Wednesday, May 6, 2009

The Fitting

by gretchen


When you are shopping for a wedding gown, you get a little room, with an actual door and you have a nice woman helping you zip and hook and fluff. You walk out in gown after gown of princess dreams and look at your mother, sitting on a couch in front of you. You look at her with hope, thinking she'll be moved to tears seeing her youngest daughter, the one who swore she would never marry, in a wedding dress. You know this happens. You've seen it on TV. But there are no tears. There is the, "only your mother will tell you" feedback.


Which, really, is why you brought her. Big decision here. Can't be left to the somewhat questionable judgment of a still-not-sure-about-the-whole-wedding-thing woman.

The dress you love, the one you have coveted is immediately deemed too old. The saleswoman agrees: "It's for someone very mature, like 40." I stare at her. I look at my mom. "I'm 35. Pretty close."

More puffy dresses. More sparkles and tiaras and netting. Over and over, you think, "This is great, but I'm 35. I mean, seriously." Your mother loves the big foofy white one. Which would be dreamy. If you were 23. The saleswoman brings over more of the same. All dreamy. "I'm 35," you keep mumbling.


You are 35, and so you pick the one you like, the one that's "too old." It's pretty and appropriate.


When you go in for you fitting (alone), the nice little room (WITH THE DOOR) is gone. You are ushered into a small changing room with curtains that don't quite cover the entry way. The seamstress keeps pacing outside. At any moment, she might whip open those curtains and find you in your spanx/sausage casings hooking up your long-line bra which is a total pain in the ass. You step out. You wait for the, "Oh, so pretty."


You don't get it. The seamstress has a job to do: get you into that dress properly. She doesn't really care about much else. She also doesn't speak English, so what does it matter? You stand there, alone (no entourage necessary, again, unlike on TV). You wonder if it's the right dress. Not much you can do about that now... you decide maybe it's the wrong dress. You angst. You stress. You know it's the wrong dress. You decide you are definitely not getting married.


When you come back to pick it up six weeks later (again, alone), you have a new seamstress, and this one has no problem barging in on you. "I am the dressmaker. I see everyone neked," she says with her thick accent. "You tell me ven you need me to help you," she finishes as she sort-of closes the curtains. You try to change as fast as possible so she doesn't come in. In the process, you rip the zipper on your pants which you end up tearing to get them off as quickly as possibly. You can hear her heels clicking around out there. HURRY! you tell yourself. You fling the pants, wondering how you'll deal with the fact that you totally broke the zipper with your big fat butt. She lean over to put your shoes on and notice that very unattractive roll of fat on your belly.
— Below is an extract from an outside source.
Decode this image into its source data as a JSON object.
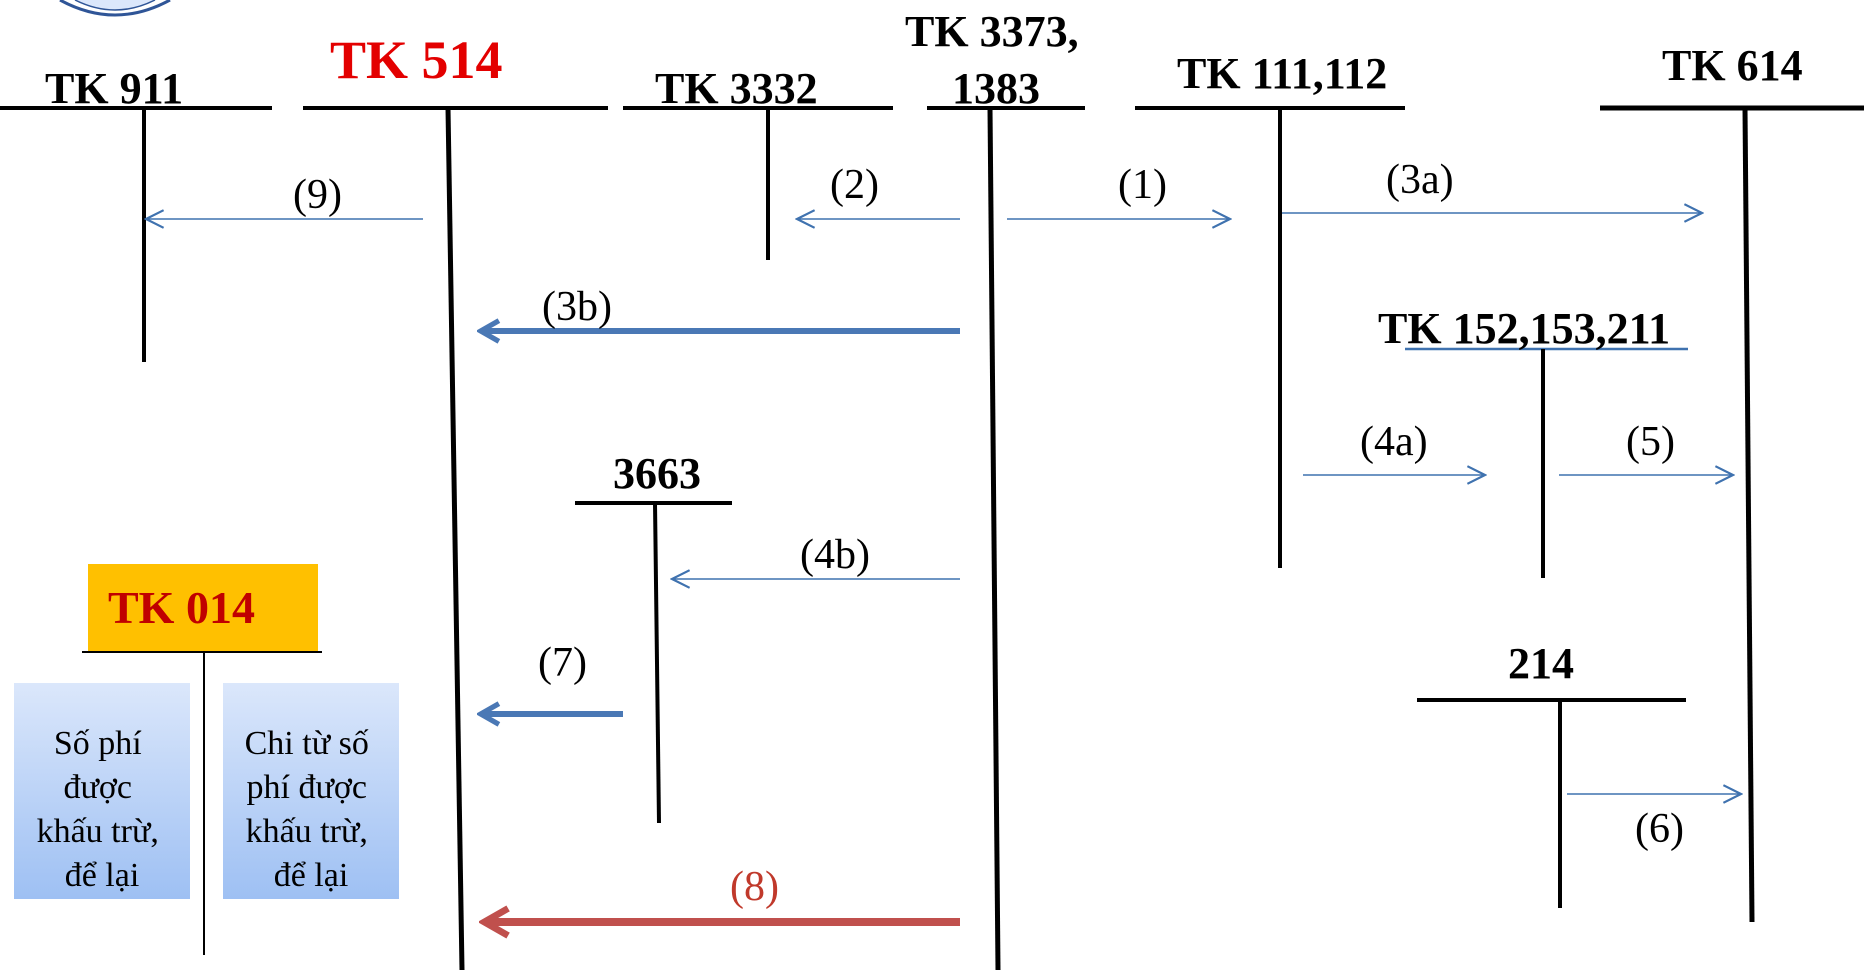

You have a very bad feeling about this dress. She barges in and sees you in the scuba suit of Lycra and boning. "Let's put this on," she says and drops the dress over your head. As she starts to shove you into the dress, you realize it's now much tighter.
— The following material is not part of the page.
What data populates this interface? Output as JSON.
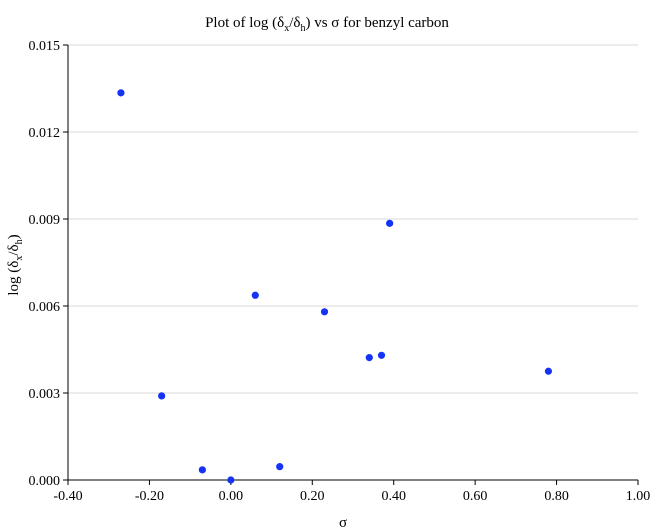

She ushers you outside, again: all business. There is a cranky old man sitting just down the way and a fat young girl with her frumpy friends trying on bridesmaid dresses. You smell a bridezilla as she commands the tired salesgirl to fetch this and that. You remind yourself that YOU are the anomaly here; most women do think all of this is a very big frickin deal.


The seamstress glares at your boobs. "Vas dis de bra you vore ven you vere fitted?" Oh shit. You tell her is was. She doesn't actually call you a liar but you know she's thinking it as she eyeballs the trashy amount of cleavage exploding out of the top and sides of the strapless dress. You knew strapless was a bad idea... She tells you something you don't understand and suddenly, she's unzipped your dress and is yanking your bra around and moving your boobs. You are being molested in a wedding dress shop. AND NO ONE CARES. She zips you up.


"You see," and no I can't keep doing the accent, "You American girls like to wear your boobs up over your shoulders. You need to have them fall more naturally. Look at me. I am a D," she says proudly as she opens her jacket to reveal what you really doubt are D-cup boobs. She tells you how good her boobs look and then lifts them up higher to show you how ridiculous it would be to have them hoisted. But she's not American. We like the gravity-defying boobs. She shifts you around a bit more and then gives you instructions to not wear your bra too high on your wedding day. She grabs your hand and puts it under her boob: there should be two fingers between the bottom of your breast and the wire in the bra. Do you feel?" You've got my hands on some Russian woman's boob. This isn't really what you thought you would be doing today.


When you get home, your pants unzipped and your sweater pulled as low as it could go to cover that fact, your fiance asks you how your day was. "I got felt up by some Russian woman and then she made me look at her boobs." You walk away, letting him ponder that. From the other room, you add, "And she is totally not a D-cup. I felt them; I know."